JUDD1959-001 - archaeological find
Ancestral Puebloan / Chacoan Pueblo del Arroyo
United States - Pueblo del Arroyo - Chaco Canyon - undated within site - North America - Southwest
Function not recorded
Source term: bull roarer
Digging at Pueblo del Arroyo, Neil Judd's crew turned up a long blade cut from an elk leg bone, pierced near one end and crossed by two incised bands. Zuni workmen on the dig recognized it at once as a bull roarer, though it was bone rather than the usual lightning-riven wood, and bore incised bands rather than lightning symbols. To them it was still a prayer device, twirled on a cord to voice wind and invite rain. No find context or cord survived, so whether Chaco's own builders used it the same way is unknown.

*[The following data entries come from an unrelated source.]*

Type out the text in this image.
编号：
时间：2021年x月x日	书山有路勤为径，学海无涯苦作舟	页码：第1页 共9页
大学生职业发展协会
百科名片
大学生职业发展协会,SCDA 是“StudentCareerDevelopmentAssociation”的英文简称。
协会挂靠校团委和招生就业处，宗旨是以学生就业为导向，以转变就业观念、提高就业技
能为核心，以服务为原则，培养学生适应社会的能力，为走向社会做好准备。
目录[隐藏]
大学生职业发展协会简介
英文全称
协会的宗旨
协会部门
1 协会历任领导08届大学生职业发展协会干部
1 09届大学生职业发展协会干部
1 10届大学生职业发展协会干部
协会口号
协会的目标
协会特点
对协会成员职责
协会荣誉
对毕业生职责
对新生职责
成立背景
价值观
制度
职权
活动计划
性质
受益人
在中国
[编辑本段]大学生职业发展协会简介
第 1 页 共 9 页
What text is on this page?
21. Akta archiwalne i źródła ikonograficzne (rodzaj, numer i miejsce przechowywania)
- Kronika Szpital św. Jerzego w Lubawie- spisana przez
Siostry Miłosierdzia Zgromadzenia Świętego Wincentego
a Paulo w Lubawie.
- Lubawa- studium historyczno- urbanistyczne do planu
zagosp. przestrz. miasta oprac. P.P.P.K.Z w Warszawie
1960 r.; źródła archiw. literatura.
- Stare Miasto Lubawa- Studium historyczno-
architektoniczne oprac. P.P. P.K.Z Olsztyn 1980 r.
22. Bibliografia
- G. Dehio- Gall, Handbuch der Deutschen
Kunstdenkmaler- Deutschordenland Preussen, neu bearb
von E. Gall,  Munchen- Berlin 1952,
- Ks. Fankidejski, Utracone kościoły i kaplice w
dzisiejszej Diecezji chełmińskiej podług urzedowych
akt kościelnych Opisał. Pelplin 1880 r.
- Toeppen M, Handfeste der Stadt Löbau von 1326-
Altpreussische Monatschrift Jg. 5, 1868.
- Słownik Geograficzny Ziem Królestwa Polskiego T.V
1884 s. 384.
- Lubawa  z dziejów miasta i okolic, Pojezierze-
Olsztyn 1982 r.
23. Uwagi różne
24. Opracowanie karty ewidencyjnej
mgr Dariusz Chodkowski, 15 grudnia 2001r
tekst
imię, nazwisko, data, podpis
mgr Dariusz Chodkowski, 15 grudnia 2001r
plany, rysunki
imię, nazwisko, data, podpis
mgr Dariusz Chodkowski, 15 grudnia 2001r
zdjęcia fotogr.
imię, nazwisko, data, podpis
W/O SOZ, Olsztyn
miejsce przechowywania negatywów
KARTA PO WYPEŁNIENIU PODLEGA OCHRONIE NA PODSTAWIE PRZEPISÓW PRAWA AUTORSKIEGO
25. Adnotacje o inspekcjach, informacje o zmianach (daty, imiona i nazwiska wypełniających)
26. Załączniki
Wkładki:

recognized by some of our Zuni workmen as a 'bull roarer'
Judd 1959:133
- Object
- Long, flat elk cannon-bone blade with nearly parallel sides, a gently rounded distal end, one circular perforation near the opposite end, and two transverse incised bands; no cord or measurements survive.
- Function
- Specific artifact recognized by Zuni excavation workers as a bullroarer; Judd notes it departs from the usual lightning-riven wood and lightning-symbol markings, and his wind imitation and rain invitation describe historic Zuni analogy, not demonstrated prehistoric use.
- Map confidence
- medium - National Park Service Pueblo del Arroyo great-house anchor; the artifact's excavation locus is unrecorded.